Officially released January 21, 2020.
In Short: It remains virtually impossible to successfully intervene as a third party (Boisvert v. Gavis, 332 Conn. 115 (2019), is the exception to the rule). The verified petition should contain the entire case and, ideally, should allege that the child will be summarily executed if the request for visitation is denied.
The Background Facts: The trial court dismissed a third-party petition for visitation brought pursuant to § 46b-59 and Practice Book § 25-4. The Petitioners appealed arguing that the trial court erred in determining that the petition failed to satisfy the jurisdictional pleading requirements set forth in Roth v. Weston, 259 Conn. 202 (2002).
The Petitioners checked the requisite boxes on the petition regarding parent like relationship and real and significant harm and referenced an attached affidavit. The affidavit contained detailed claims regarding a relationship it alleged rose to the parent-like level.
Mother filed a motion to dismiss on the basis that the Petitioners lacked standing and therefore the court lacked subject matter jurisdiction because the petition failed to satisfy the second prong regarding “real and significant harm” that would result if the petition were denied. The Petitioners filed an objection to the motion to dismiss arguing that the request was improper because the real and significant harm was an appropriate subject for a hearing on the merits of the petition. The Petitioners filed an expert witness disclosure for Dr. Horowitz to testify as to the harm that would result from the sudden exclusion of relatives after years of regular involvement.

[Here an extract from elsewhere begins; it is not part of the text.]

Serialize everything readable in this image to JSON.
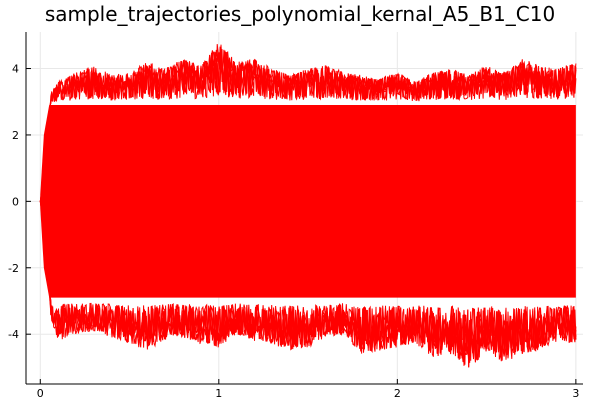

Mother filed a motion to exclude expert testimony arguing that the proper inquiry was whether the petition, as pleaded, was sufficient to afford jurisdiction.
The trial court held a hearing exclusively on the motion to dismiss and granted the motion for failure to satisfy the jurisdictional elements. The Petitioners appealed arguing that the court erred in dismissing the petition and in excluding the expert testimony.
The standard of review on a motion to dismiss is plenary as it tests subject matter jurisdiction. A motion to dismiss requires the court to take the facts alleged and implied in the complaint and to construe them in the manner most favorable to the pleader.
The standard set forth in Roth v. Weston, 259 Conn. 202, 234-35 is as follows:
First, the petition must contain specific, good faith allegations that the petitioner has a relationship with the child that is similar in nature to a parent-child relationship. The petition must also contain specific, good faith allegations that denial of the visitation will cause real and significant harm to the child. As we have stated, that degree of harm requires more than a determination that visitation would be in the child’s best interest. It must be a degree of harm analogous to the kind of harm contemplated by §§ 46b-120 and 46b-129, namely, that the child is ‘neglected, uncared-for or dependent.’ The degree of specificity of the allegations must be sufficient to justify requiring the fit parent to subject his or her parental judgment to unwanted litigation. Only if these specific, good faith allegations are made will a court have jurisdiction over the petition.’’
Pursuant to Firstenberg v. Madigan, 188 Conn. App. 724, 376, the court must dismiss a third party’s petition if it lacks the allegations identified by Roth.
The Appellate Court held that the trial court properly limited the hearing to the allegations in the petition. The expert disclosure was not attached to the petition and constituted an attempt to supplement it. The trial court properly determined that the allegations in the petition failed to satisfy the second element regarding real and significant harm. The judgment was affirmed.